Design of experiments in H2I#
One of the key features of H2Integrate is the ability to perform a design of experiments (DOE) for hybrid energy systems.
The design of experiments process uses the driver_config.yaml file to define the design sweep, including the design variables, constraints, and objective functions.
Detailed information on setting up the driver_config.yaml file can be found here
Driver config file#
The driver config file defines the analysis type and the optimization or design of experiments settings. For completeness, here is an example of a driver config file for a design of experiments problem:
name: "driver_config"
description: "Runs a design sweep"
general:
folder_output: outputs
driver:
design_of_experiments:
flag: True
generator: "csvgen" #type of generator to use
filename: "" #this input is specific to the "csvgen" generator
debug_print: False
design_variables:
solar:
capacity_kWdc:
flag: true
lower: 5000.0
upper: 5000000.0
units: "kW"
electrolyzer:
n_clusters:
flag: true
lower: 1
upper: 25
units: "unitless"
constraints: #constraints are not used within the design of experiments run
# but are accessible in the recorder file as constraint variables
objective: #the objective is not used within the design of experiments run
# but is accessible in the recorder file as the objective
name: finance_subgroup_hydrogen.LCOH
recorder:
file: "cases.sql"
flag: True
includes: ["*"]
excludes: ['*_resource*']
Types of Generators#
H2Integrate currently supports the following types of generators:
"uniform": uses the
UniformGeneratorgenerator"fullfact": uses the
FullFactorialGeneratorgenerator"plackettburman": uses the
PlackettBurmanGeneratorgenerator"boxbehnken": uses the
BoxBehnkenGeneratorgenerator"latinhypercube": uses the
LatinHypercubeGeneratorgenerator"csvgen": uses the
CSVGeneratorgenerator
Documentation for each generator type can be found on OpenMDAO's documentation page.
Uniform#
driver:
design_of_experiments:
flag: True
generator: "uniform" #type of generator to use
num_samples: 10 #input is specific to this generator
seed: #input is specific to this generator
FullFactorial#
driver:
design_of_experiments:
flag: True
generator: "fullfact" #type of generator to use
levels: 2 #input is specific to this generator
The levels input is the number of evenly spaced levels between each design variable lower and upper bound.

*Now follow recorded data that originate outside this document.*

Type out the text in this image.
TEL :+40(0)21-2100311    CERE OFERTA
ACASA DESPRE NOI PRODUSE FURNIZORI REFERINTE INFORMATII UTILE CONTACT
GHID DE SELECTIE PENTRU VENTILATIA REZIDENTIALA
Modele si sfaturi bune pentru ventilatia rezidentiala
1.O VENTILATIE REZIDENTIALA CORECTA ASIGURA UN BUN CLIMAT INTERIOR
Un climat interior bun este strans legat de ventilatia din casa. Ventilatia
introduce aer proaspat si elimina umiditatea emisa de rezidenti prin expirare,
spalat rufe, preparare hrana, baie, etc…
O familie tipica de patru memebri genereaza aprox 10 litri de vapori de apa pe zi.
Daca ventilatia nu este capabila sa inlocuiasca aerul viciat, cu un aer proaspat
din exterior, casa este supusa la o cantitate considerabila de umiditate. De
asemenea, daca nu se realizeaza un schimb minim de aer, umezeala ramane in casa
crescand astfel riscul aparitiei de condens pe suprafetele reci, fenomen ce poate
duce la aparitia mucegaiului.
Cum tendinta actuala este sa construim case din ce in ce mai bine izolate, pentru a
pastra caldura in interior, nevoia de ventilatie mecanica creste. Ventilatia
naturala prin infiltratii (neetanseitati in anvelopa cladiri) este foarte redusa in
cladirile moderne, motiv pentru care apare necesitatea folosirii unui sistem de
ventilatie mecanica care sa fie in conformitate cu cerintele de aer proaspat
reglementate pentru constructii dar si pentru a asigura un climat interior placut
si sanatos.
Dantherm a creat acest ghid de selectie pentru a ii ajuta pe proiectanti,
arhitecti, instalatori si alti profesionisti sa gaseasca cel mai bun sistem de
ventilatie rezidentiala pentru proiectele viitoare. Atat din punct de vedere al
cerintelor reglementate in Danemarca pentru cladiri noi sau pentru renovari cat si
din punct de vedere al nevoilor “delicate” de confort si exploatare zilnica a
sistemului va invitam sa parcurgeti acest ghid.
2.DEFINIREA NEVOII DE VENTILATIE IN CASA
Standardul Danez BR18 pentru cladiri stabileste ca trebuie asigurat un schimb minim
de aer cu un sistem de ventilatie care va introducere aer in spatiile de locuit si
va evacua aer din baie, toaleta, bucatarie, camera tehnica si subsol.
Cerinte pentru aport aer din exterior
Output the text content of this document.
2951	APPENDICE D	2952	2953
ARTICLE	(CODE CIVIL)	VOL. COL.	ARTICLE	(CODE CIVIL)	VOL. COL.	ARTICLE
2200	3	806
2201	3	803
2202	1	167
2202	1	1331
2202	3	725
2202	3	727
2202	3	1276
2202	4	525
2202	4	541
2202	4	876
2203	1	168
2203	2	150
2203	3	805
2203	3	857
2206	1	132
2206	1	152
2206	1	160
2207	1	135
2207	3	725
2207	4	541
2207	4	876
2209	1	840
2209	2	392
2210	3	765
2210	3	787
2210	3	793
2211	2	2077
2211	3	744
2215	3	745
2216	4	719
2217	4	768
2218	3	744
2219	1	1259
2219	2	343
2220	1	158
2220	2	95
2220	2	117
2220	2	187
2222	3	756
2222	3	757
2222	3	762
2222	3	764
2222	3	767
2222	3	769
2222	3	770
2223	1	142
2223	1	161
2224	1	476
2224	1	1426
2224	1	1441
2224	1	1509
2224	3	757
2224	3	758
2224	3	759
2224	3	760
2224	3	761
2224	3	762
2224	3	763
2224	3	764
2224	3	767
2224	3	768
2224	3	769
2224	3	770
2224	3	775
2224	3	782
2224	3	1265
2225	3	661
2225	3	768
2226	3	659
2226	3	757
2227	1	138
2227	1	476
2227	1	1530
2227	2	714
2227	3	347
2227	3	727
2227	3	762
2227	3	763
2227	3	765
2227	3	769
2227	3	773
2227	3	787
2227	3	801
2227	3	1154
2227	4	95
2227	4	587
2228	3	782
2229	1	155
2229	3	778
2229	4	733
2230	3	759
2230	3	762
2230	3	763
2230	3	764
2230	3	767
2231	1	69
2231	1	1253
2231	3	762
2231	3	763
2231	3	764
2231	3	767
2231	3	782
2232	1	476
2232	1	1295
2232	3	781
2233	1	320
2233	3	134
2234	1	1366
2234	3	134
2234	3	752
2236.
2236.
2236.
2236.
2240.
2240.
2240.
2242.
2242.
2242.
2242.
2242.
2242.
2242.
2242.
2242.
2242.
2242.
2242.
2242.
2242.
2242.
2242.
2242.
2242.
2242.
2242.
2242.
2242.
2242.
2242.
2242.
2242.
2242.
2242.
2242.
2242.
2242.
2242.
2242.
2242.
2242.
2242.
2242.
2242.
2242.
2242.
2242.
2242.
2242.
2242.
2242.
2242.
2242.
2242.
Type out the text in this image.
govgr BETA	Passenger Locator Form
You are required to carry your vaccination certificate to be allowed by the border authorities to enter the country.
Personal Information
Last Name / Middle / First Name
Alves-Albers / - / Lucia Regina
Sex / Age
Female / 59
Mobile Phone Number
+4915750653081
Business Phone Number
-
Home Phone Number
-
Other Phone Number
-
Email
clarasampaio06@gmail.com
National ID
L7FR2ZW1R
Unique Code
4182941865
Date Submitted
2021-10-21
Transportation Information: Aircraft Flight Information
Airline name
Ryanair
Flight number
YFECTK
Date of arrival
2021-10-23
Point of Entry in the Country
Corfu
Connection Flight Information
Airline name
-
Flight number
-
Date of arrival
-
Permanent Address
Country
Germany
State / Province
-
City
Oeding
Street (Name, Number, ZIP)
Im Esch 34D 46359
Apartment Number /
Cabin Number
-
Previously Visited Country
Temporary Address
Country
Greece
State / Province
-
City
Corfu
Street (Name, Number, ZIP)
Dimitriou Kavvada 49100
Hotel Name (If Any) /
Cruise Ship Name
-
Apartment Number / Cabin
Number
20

You can check the values that will be used for a specific design variable by running:
import numpy as np
design_variable_values = np.linspace(lower_bound,upper_bound,levels)
PlackettBurman#
driver:
design_of_experiments:
flag: True
generator: "plackettburman" #type of generator to use
BoxBehnken#
driver:
design_of_experiments:
flag: True
generator: "boxbehnken" #type of generator to use
LatinHypercube#
driver:
design_of_experiments:
flag: True
generator: "latinhypercube" #type of generator to use
num_samples: 10 #input is specific to this generator
criterion: "center" #input is specific to this generator
seed: #input is specific to this generator
CSV#
This method is useful if there are specific combinations of designs variables that you want to sweep. An example is shown here:
driver:
design_of_experiments:
flag: True
generator: "csvgen" #type of generator to use
filename: "cases_to_run.csv" #input is specific to this generator
The filename input is the filepath to the csv file to read cases from. The first row of the csv file should contain the names of the design variables. The rest of the rows should contain the values of that design variable you want to run (such as solar.capacity_kWdc or electrolyzer.n_clusters). The values in the csv file are expected to be in the same units specified for that design variable.
Note
You should check the csv file for potential formatting issues before running a simulation. This can be done using the check_file_format_for_csv_generator method in h2integrate/core/utilities.py. Usage of this method is shown in the 20_solar_electrolyzer_doe example in the examples folder.